In realtà, il mondo digitale complica solo il gran pasticcio di quello analogico. I cittadini si devono pre-registrare al voto. Se non lo fanno, possono esercitare un provisional ballot che, insegna l'esperienza, non verrà quasi mai conteggiato. Ogni Stato ha ovviamente un diverso sistema per gli absentee ballot, che i cittadini possono chiedere (nel Maine anche via Internet) se sanno di non potersi recare alle urne. Alla fine, la partecipazione è mediamente del 54 per cento. Al che, si capisce che l'elezione dell'uomo più potente del mondo è appesa a un filo un po' troppo tenue. «La parte più conservatrice dell'establishment politico non ha mai incoraggiato la gente a registrarsi», dice Casper, mentre sul computer scorrono le foto del suo ultimo viaggio in Italia. «Gli elettori degli Stati saldamente in mano democratica o repubblicana non sono incoraggiati a votare: sanno che il loro voto non farà la differenza. Io comunque andrò», dichiara il canuto e arguto giurista. Voterà Obama.

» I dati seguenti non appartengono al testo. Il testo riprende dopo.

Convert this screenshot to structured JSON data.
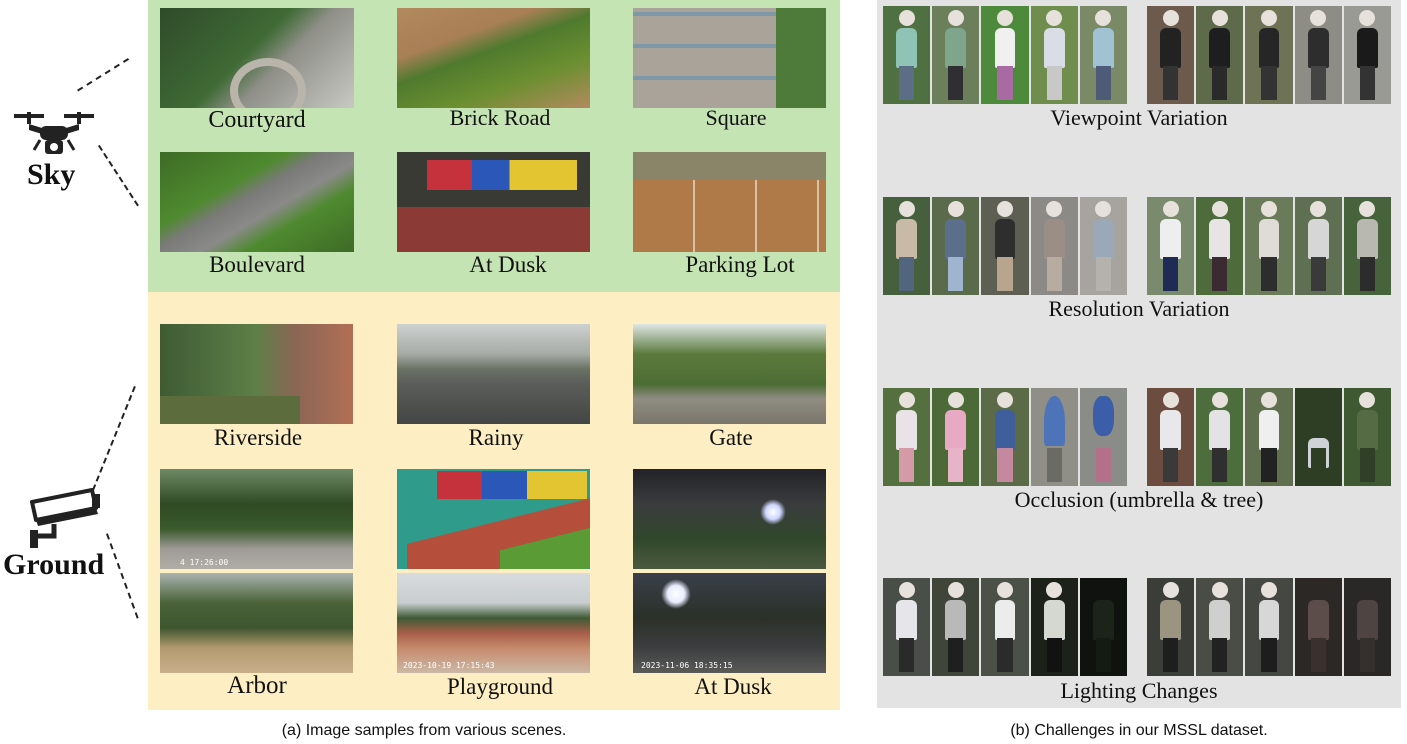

Dill, da parte sua, pare felicissimo di restarsene nell'ombra. Adesso si è buttato sulla cosiddetta biologia dei sistemi. «Mi interessa la complessità degli organismi viventi, ci sono ancora tante cose da scoprire e vorrei portare la mia esperienza sui sistemi informatici», racconta. Certo, se a novembre qualcos'altro andasse storto nel sistema elettorale, finirà magari sotto i riflettori dei media, e il Carneade diventerà Cassandra. Forse solo a quel punto, qualcuno ci dirà perché sono stati gettati quattro anni senza correggere questa lampante debolezza della democrazia americana. E quindi, della democrazia del mondo.